CHARLESTON, WV (WOWK) – The American Civil Liberties Union, the ACLU of West Virginia and the law firm of WilmerHale filed a lawsuit today on behalf of the Women’s Health Center of West Virginia to keep the state from preventing West Virginia residents from obtaining abortion care.
According to a statement sent to 13 News, the American College of Obstetricians and Gynecologists and the American Board of Obstetrics and Gynecology have said that abortion is a time-sensitive, essential medical procedure that cannot be delayed.
“Government response to the spread of COVID-19 must be grounded in science and public health, not politics,” said Talcott Camp, deputy director, ACLU Reproductive Freedom Project. “As leading medical experts have recognized, abortion is essential, time-sensitive health care and West Virginia’s attempts to prevent patients from accessing abortion care do nothing to protect people from the virus. It just stops people from getting this essential care.”
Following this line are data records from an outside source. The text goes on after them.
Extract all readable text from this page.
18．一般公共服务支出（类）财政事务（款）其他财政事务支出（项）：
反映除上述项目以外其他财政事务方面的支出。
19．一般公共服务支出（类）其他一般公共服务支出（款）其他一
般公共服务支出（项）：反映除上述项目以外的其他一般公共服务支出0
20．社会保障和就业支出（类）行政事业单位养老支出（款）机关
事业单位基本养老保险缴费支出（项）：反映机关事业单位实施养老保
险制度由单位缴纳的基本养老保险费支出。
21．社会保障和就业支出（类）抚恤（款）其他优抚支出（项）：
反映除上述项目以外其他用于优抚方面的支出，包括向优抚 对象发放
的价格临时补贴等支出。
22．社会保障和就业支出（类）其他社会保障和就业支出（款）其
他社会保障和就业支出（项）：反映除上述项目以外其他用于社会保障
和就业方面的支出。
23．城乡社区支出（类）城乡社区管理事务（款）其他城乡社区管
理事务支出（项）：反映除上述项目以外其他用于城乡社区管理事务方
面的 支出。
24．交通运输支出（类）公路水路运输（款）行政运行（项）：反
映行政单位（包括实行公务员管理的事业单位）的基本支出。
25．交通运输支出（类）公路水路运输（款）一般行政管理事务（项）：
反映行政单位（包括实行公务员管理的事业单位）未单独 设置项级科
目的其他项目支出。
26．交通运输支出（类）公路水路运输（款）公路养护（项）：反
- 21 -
The suit states the state’s interpretation of Gov. Jim Justice’s Executive Order halting non-essential medical procedures forces is forcing the Women’s Health Center of West Virginia “to stop providing abortions unless the patient is at or near the legal limit for medication abortion in the state or at or near the point after which the patient could not obtain any abortion in the state.”
“As a result, the Order is inflicting immediate and irreparable harm on Plaintiff’spatients by violating their constitutional rights, increasing risks to their health, imposing economic burdens, threatening their overall well-being, and forcing them to continue their pregnancies against their will,” the suit states in part.
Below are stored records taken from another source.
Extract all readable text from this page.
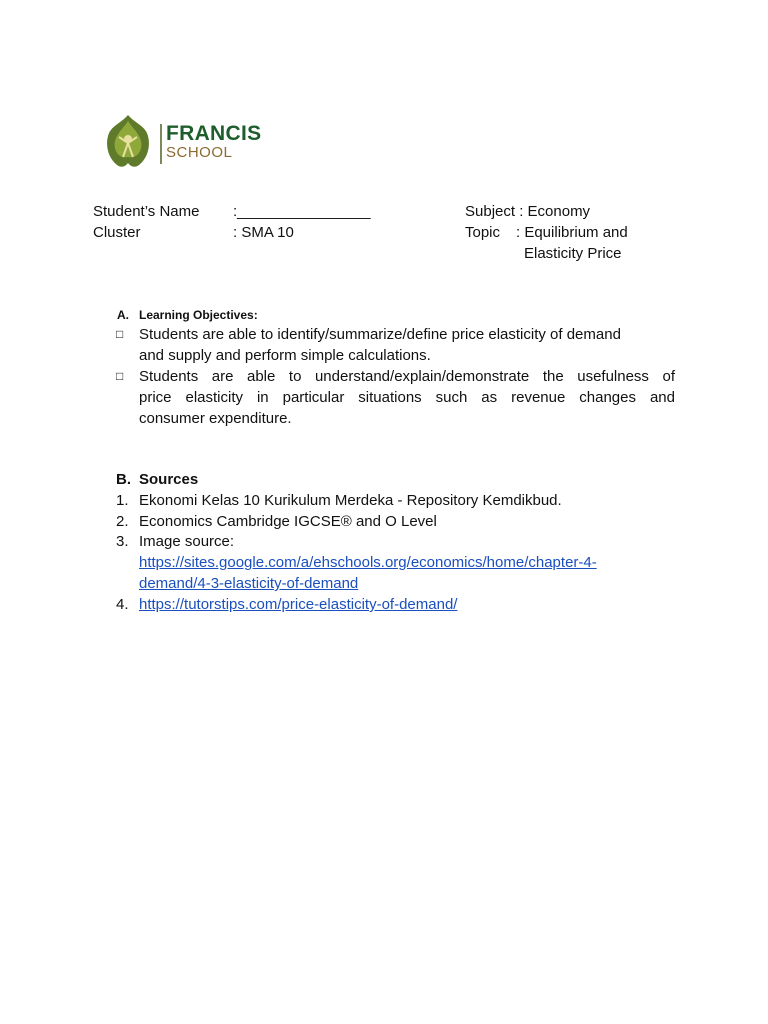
FRANCIS
SCHOOL
Student’s Name :________________
Cluster	: SMA 10
Subject : Economy
Topic : Equilibrium and
Elasticity Price
A. Learning Objectives:
□ Students are able to identify/summarize/define price elasticity of demand
and supply and perform simple calculations.
□ Students are able to understand/explain/demonstrate the usefulness of
price elasticity in particular situations such as revenue changes and
consumer expenditure.
B. Sources
1. Ekonomi Kelas 10 Kurikulum Merdeka - Repository Kemdikbud.
2. Economics Cambridge IGCSE® and O Level
3. Image source:
https://sites.google.com/a/ehschools.org/economics/home/chapter-4-
demand/4-3-elasticity-of-demand
4. https://tutorstips.com/price-elasticity-of-demand/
The suit goes on to say preventing residents from obtaining safe abotions during the COVID-19 pandemic increases the need for medical care.
“Forcing patients to remain pregnant against their will forces them to have vastly more contact with the health care system,” the suit states in part. “It therefore increases their risk of exposure to the virus and causes greater demand for medical personnel and equipment—in both the near and long term—than would be the case if these patients could access the abortion care they seek in a timely manner.”
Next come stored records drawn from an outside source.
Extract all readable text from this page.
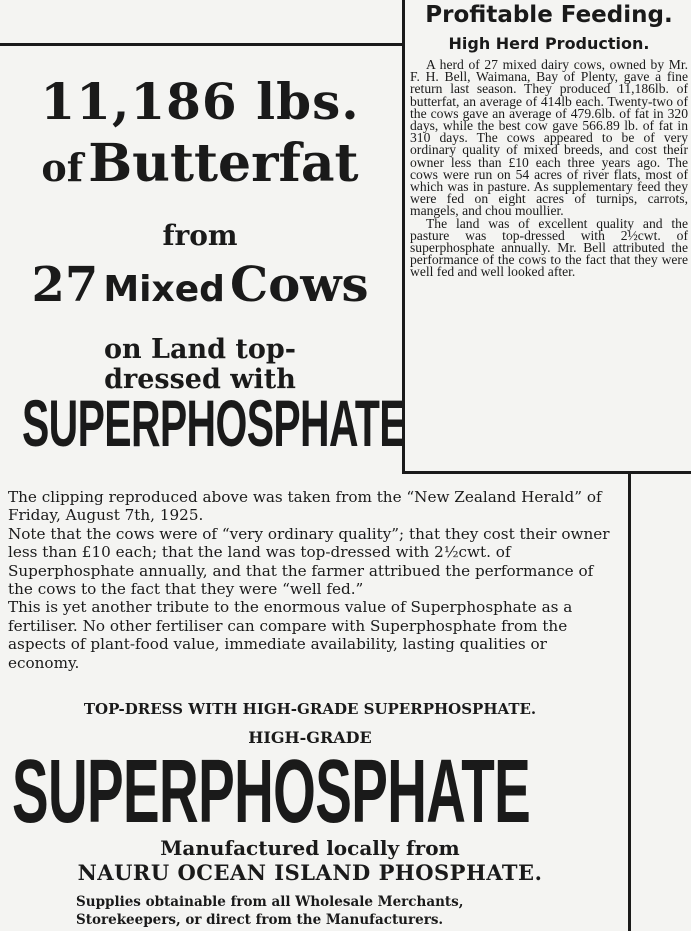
Profitable Feeding.
High Herd Production.

A herd of 27 mixed dairy cows, owned by Mr. F. H. Bell, Waimana, Bay of Plenty, gave a fine return last season. They produced 11,186lb. of butterfat, an average of 414lb each. Twenty-two of the cows gave an average of 479.6lb. of fat in 320 days, while the best cow gave 566.89 lb. of fat in 310 days. The cows appeared to be of very ordinary quality of mixed breeds, and cost their owner less than £10 each three years ago. The cows were run on 54 acres of river flats, most of which was in pasture. As supplementary feed they were fed on eight acres of turnips, carrots, mangels, and chou moullier.

The land was of excellent quality and the pasture was top-dressed with 2½cwt. of superphosphate annually. Mr. Bell attributed the performance of the cows to the fact that they were well fed and well looked after.

11,186 lbs.
of Butterfat
from
27 Mixed Cows
on Land top-
dressed with
SUPERPHOSPHATE

The clipping reproduced above was taken from the “New Zealand Herald” of Friday, August 7th, 1925.

Note that the cows were of “very ordinary quality”; that they cost their owner less than £10 each; that the land was top-dressed with 2½cwt. of Superphosphate annually, and that the farmer attribued the performance of the cows to the fact that they were “well fed.”

This is yet another tribute to the enormous value of Superphosphate as a fertiliser. No other fertiliser can compare with Superphosphate from the aspects of plant-food value, immediate availability, lasting qualities or economy.

TOP-DRESS WITH HIGH-GRADE SUPERPHOSPHATE.
HIGH-GRADE
SUPERPHOSPHATE
Manufactured locally from
NAURU OCEAN ISLAND PHOSPHATE.
Supplies obtainable from all Wholesale Merchants,
Storekeepers, or direct from the Manufacturers.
This litigation brings the number of states in which abortion clinics have sued to allow abortion access during the COVID-19 crisis to nine, joining Alabama, Arkansas, Iowa, Ohio, Oklahoma, Louisiana, Tennessee and Texas.
“We need officials who are 100 percent focused on addressing the COVID-19 pandemic and keeping people safe from it,” said Joseph Cohen, executive director, ACLU of West Virginia. “Instead, our state is cynically exploiting this crisis to push a radical political agenda. It’s unconscionable and it’s dangerous.”
“As health care professionals, we put our patient’s health and safety first, and we are committed to doing everything we can to protect them, our staff, and our community while providing access to essential health care,” said Katie Quinonez, executive director, Women’s Health Center of West Virginia, the plaintiff in the case. “Even during a pandemic, pregnant people require health care — whether it is abortion care or prenatal care and childbirth services — and that care cannot be delayed until after the crisis is over.”